= Who Was...? =

Series of children's books

Who Was? or Who HQ is a series of children's non-fiction books published by Penguin Books. The "Who Was...?", "What Was?...", "Where Is?...", "What Is the Story Of?...", "What Do We Know About?...", "Who HQ: The 50 States" and "Who HQ Now" series tell the stories of trailblazers, legends, innovators, significant landmarks, and historical events. Covering everything from sports to politics, the "Who HQ Now" series focuses on trending topics and prominent subjects discussed in the news. As of December 2022, the series had over 250 entries, sold over 20 million copies, and has been on the New York Times Best Seller list.

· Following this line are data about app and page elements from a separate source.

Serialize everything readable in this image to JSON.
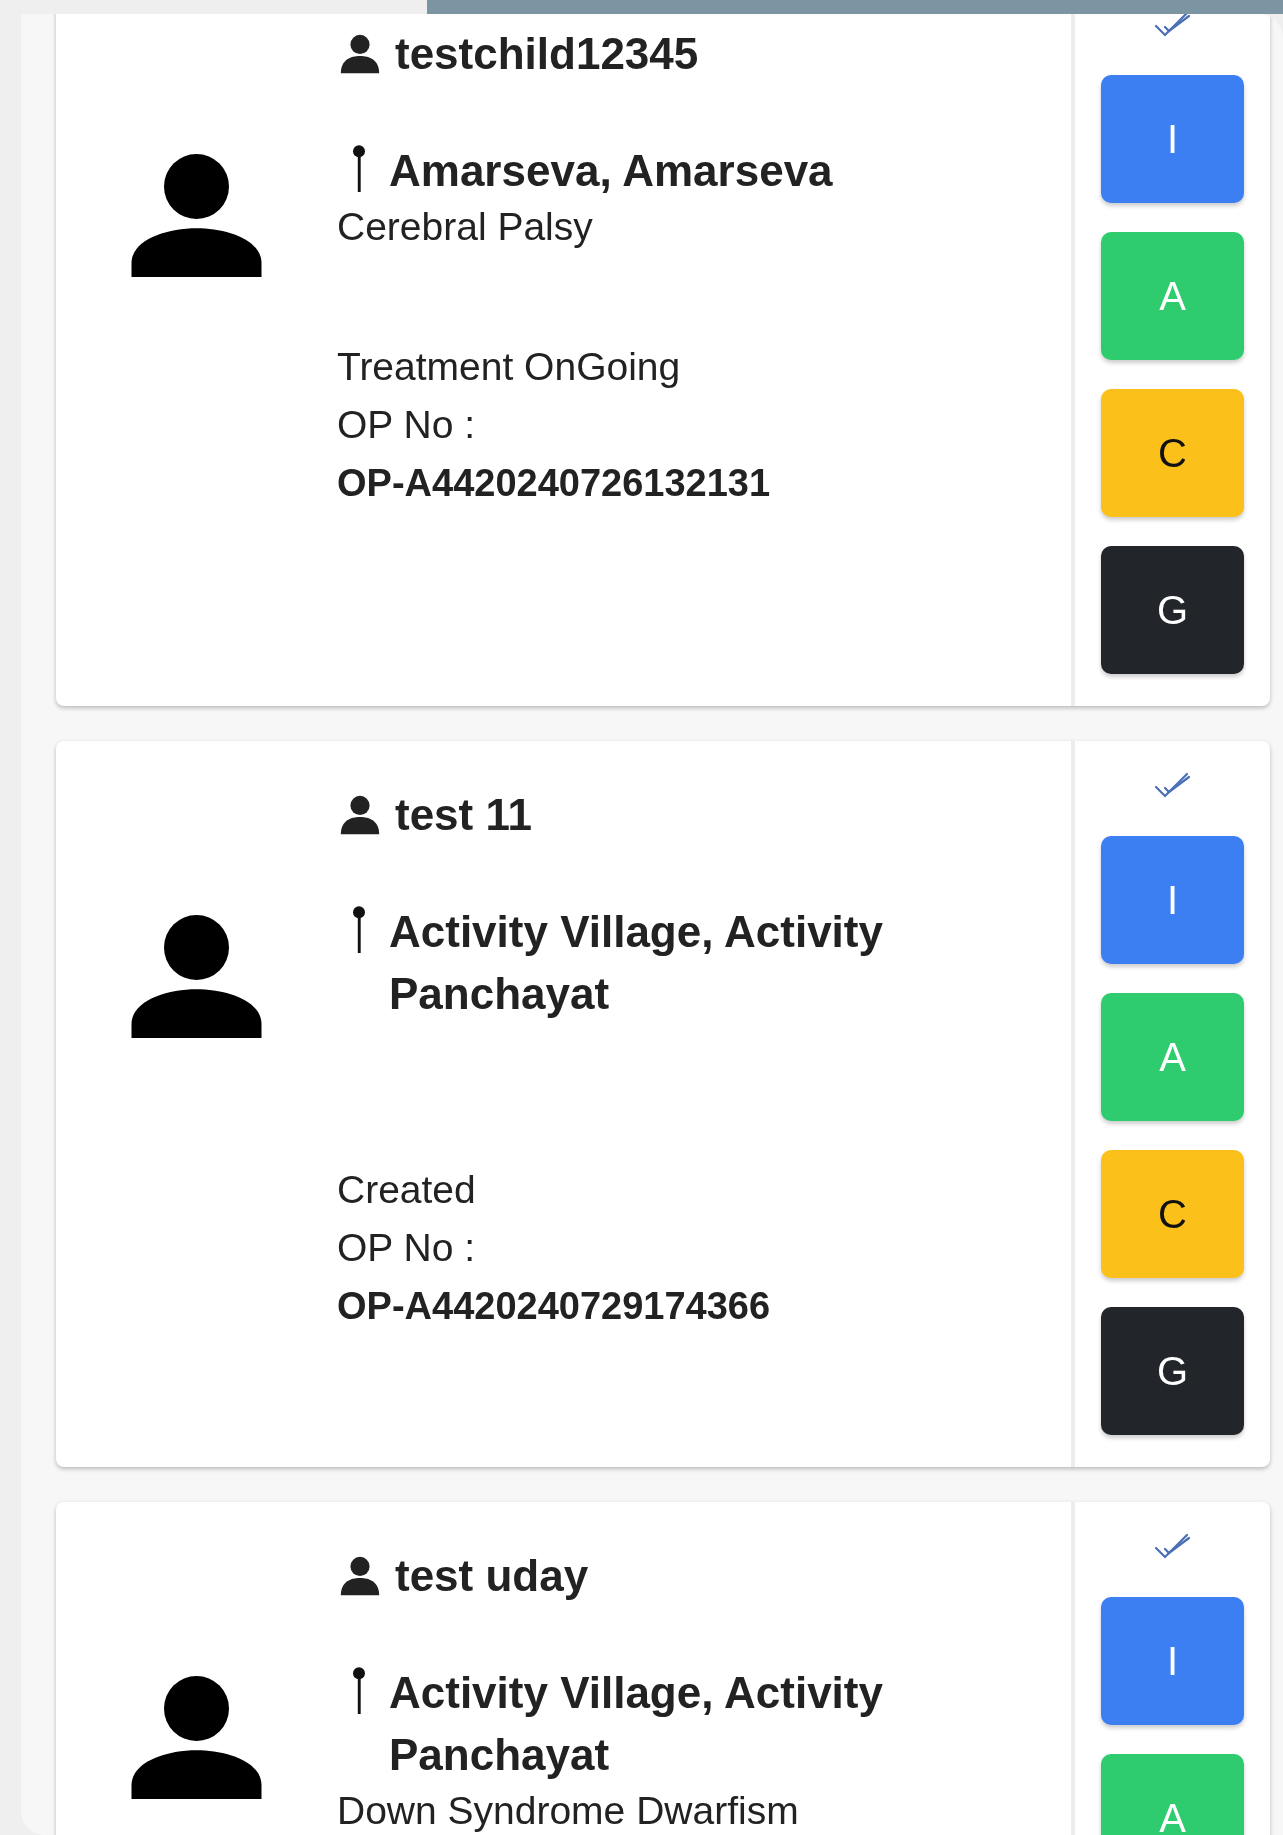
{
  "patients": [
    {
      "name": "testchild12345",
      "location": "Amarseva, Amarseva",
      "diagnosis": "Cerebral Palsy",
      "status": "Treatment OnGoing",
      "op_label": "OP No :",
      "op_number": "OP-A4420240726132131",
      "actions": [
        {
          "label": "I",
          "kind": "info"
        },
        {
          "label": "A",
          "kind": "assess"
        },
        {
          "label": "C",
          "kind": "consult"
        },
        {
          "label": "G",
          "kind": "goal"
        }
      ]
    },
    {
      "name": "test 11",
      "location": "Activity Village, Activity Panchayat",
      "status": "Created",
      "op_label": "OP No :",
      "op_number": "OP-A4420240729174366",
      "actions": [
        {
          "label": "I",
          "kind": "info"
        },
        {
          "label": "A",
          "kind": "assess"
        },
        {
          "label": "C",
          "kind": "consult"
        },
        {
          "label": "G",
          "kind": "goal"
        }
      ]
    },
    {
      "name": "test uday",
      "location": "Activity Village, Activity Panchayat",
      "diagnosis": "Down Syndrome Dwarfism",
      "actions": [
        {
          "label": "I",
          "kind": "info"
        },
        {
          "label": "A",
          "kind": "assess"
        }
      ]
    }
  ]
}
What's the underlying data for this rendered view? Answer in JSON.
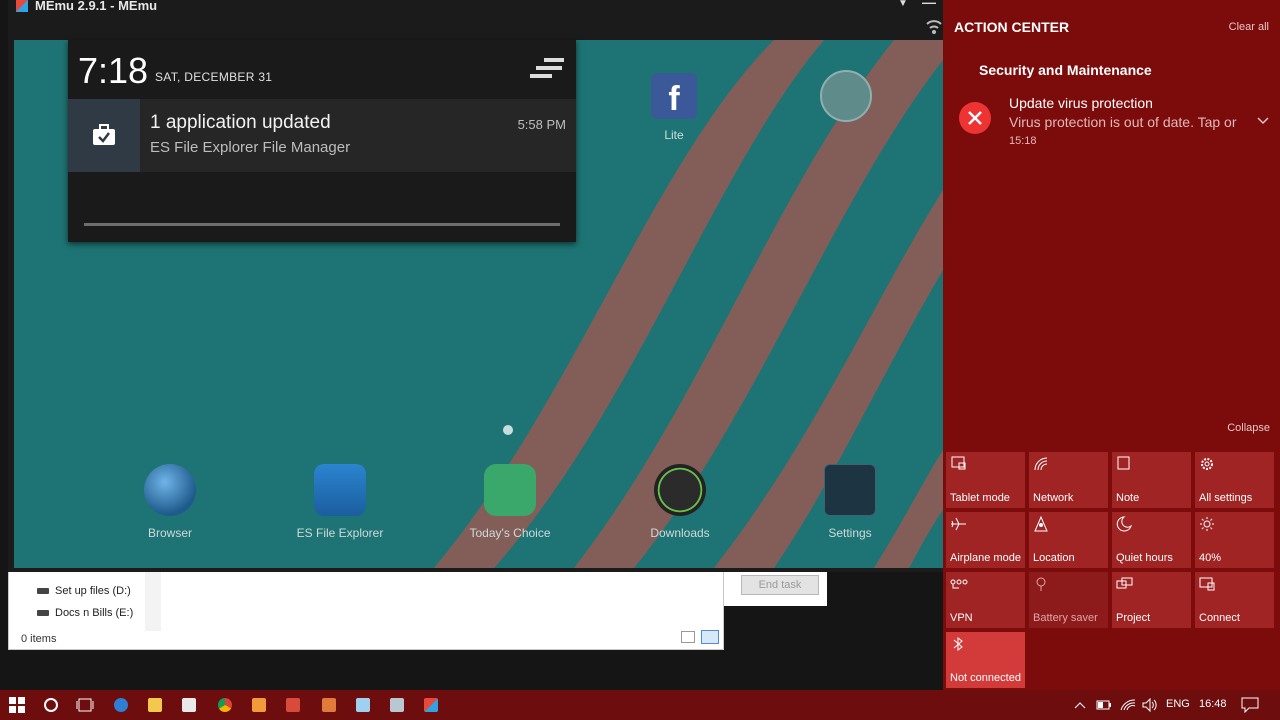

The first four Who Was? books — Who Was Sacagawea?, Who Was Ben Franklin?, Who Was Albert Einstein?, and Who Was Annie Oakley?—were published on February 18, 2002. Penguin Books publishes about 24 new books each year. Example entrants in the series due for publication in 2026 include John Cena, Cleopatra, "Weird Al" Yankovic, Lizzie Borden, Rita Moreno, Vera Wang, Greek Mythology, the Trail of Tears, Rocky Mountains, Dragons, and more.

==Book format==
There are about 80 illustrations in each book — one on almost every page, and always one for each sidebar. The large heads were inspired by the caricatures that used to be drawn for the weekly cover of the New York Times Book Review. Some books include those for famous people like Stevie Wonder, Ronald Reagan and Jeff Kinney.

==TV adaptation==
In 2017, Netflix ordered a 13-episode variety show based on the books, The Who Was? Show. The series was developed by Penguin Workshop and FremantleMedia, produced by Rich Korson, and written by Brian McCann, Elliott Kalan, Eric Gilliland, Delaney Yeager, and Tami Sagher. Each half-hour episode was slated to feature "live-action, animated shorts, improvisations, sketches, musical performances and guest appearances."